Starborne
- First edition
- Author: Robert Silverberg
- Cover artist: Bruce Jensen
- Language: English
- Genre: Science fiction
- Publisher: Bantam Spectra
- Publication date: June 1996
- Publication place: United States
- Media type: Print (Hardcover and Paperback)
- Pages: 291
- ISBN: 0-553-10264-8
- OCLC: 33277388

= Starborne =

1996 novel by Robert Silverberg

Starborne is a 1996 science fiction novel by American writer Robert Silverberg, an expansion of his 1973 story "Ship-Sister, Star-Sister."

==Plot summary==
Fifty men and women set out on the Wotan to discover new habitable worlds and break free of a stagnant utopia.

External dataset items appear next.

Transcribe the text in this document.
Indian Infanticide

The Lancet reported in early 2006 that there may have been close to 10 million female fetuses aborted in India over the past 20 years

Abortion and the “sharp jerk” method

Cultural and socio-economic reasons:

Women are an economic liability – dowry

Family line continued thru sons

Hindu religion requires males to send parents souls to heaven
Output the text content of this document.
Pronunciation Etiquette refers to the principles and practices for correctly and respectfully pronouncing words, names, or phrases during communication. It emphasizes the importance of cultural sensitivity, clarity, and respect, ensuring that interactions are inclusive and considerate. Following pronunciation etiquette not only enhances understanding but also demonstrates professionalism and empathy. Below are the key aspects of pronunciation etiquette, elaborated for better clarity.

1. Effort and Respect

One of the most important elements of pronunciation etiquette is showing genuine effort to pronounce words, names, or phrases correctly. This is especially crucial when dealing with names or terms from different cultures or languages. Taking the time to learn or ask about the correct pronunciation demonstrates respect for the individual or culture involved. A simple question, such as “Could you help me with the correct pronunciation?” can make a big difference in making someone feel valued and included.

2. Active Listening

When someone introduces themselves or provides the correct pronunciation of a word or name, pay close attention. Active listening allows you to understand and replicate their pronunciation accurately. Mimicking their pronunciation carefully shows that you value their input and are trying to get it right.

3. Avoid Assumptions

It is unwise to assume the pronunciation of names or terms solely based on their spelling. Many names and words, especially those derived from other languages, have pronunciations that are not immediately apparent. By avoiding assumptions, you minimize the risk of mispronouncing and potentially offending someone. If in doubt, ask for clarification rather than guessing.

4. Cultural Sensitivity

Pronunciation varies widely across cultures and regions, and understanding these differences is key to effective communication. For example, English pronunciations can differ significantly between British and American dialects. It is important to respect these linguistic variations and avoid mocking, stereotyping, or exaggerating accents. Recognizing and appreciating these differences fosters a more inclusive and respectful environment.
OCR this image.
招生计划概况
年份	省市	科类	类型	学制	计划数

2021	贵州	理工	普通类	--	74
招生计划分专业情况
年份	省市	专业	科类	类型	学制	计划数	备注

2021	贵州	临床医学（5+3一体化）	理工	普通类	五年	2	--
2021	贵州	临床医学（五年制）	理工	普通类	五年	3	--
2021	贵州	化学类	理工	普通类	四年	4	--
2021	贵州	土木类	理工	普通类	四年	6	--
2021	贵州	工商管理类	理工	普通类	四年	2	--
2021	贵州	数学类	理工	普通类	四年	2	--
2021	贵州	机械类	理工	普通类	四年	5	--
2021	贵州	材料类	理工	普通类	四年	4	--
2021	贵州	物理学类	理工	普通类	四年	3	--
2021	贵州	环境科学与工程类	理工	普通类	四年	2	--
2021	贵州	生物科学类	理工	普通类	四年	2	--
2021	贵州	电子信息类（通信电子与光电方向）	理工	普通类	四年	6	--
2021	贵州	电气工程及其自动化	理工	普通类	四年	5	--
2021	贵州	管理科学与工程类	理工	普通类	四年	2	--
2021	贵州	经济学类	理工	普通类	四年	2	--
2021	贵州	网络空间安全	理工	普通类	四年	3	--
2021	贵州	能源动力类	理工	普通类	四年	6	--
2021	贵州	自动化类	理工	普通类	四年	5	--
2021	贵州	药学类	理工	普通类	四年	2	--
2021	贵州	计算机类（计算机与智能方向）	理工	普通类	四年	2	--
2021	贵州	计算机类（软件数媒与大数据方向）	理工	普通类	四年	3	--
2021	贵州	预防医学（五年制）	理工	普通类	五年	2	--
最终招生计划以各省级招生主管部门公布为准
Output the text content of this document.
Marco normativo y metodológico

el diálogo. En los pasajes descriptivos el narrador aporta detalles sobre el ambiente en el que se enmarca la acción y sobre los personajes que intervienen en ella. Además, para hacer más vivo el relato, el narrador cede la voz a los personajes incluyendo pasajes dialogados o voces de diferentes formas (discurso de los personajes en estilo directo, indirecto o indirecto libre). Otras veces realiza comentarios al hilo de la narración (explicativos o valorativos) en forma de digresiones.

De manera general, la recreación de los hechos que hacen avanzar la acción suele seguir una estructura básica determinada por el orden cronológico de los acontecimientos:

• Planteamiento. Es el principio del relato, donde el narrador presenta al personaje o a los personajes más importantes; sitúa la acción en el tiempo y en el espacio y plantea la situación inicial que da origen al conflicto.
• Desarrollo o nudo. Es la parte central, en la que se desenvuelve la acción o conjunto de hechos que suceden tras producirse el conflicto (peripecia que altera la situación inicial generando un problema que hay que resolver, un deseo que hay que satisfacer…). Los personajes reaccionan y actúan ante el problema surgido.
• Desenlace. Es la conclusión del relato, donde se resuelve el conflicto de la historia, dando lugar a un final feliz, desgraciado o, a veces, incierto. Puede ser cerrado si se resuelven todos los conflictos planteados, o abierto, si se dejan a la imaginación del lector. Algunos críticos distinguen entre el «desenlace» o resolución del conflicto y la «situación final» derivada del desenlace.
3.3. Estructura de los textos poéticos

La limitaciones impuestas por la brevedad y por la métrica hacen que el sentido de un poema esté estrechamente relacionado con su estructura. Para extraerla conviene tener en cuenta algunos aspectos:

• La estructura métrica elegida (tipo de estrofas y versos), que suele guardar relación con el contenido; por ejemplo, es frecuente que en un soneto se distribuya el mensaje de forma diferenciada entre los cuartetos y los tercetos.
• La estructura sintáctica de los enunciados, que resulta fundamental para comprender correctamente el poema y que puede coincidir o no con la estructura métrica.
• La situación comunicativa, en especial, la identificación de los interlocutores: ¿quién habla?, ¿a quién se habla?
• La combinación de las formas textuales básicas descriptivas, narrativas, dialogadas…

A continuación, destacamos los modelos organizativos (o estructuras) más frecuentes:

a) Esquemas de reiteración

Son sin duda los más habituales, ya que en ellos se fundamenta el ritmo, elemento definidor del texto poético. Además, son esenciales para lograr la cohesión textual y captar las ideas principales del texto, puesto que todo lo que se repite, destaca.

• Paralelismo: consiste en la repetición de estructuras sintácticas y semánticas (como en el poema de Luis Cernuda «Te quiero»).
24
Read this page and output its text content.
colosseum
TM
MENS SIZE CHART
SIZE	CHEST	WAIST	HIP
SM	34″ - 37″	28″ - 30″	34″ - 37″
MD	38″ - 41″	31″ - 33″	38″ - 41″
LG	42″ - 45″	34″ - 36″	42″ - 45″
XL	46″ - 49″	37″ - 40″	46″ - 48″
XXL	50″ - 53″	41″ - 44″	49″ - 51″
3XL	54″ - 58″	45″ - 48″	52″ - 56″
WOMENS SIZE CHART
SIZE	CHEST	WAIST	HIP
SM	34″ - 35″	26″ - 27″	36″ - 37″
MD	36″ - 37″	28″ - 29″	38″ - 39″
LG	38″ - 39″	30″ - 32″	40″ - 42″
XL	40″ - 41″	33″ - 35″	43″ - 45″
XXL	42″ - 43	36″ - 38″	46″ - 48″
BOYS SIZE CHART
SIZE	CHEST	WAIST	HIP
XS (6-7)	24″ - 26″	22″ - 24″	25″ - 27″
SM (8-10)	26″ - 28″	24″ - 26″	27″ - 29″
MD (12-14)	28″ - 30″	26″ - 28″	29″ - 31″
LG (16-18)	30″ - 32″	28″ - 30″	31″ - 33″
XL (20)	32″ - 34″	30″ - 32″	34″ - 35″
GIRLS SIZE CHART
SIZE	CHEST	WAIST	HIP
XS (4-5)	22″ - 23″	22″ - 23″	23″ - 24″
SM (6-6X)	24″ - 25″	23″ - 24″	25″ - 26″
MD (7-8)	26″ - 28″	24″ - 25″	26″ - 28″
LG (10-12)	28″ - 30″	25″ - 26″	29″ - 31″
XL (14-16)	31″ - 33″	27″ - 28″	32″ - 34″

They are connected with Earth via a telepathic link between a crew member and her sister. However, the link is broken, stranding the Wotan far from home, where they encounter an alien presence and begin to reconsider their assumptions about life and death and the universe.

==Literary significance and reception==
Reviews of the novel were mixed: Publishers Weekly praised Silverberg's "compelling prose" but faulted its "meandering and talky" execution.

Kirkus Reviews found it "another polished and agreeable presentation" but ultimately felt that the scenario was "overly familiar."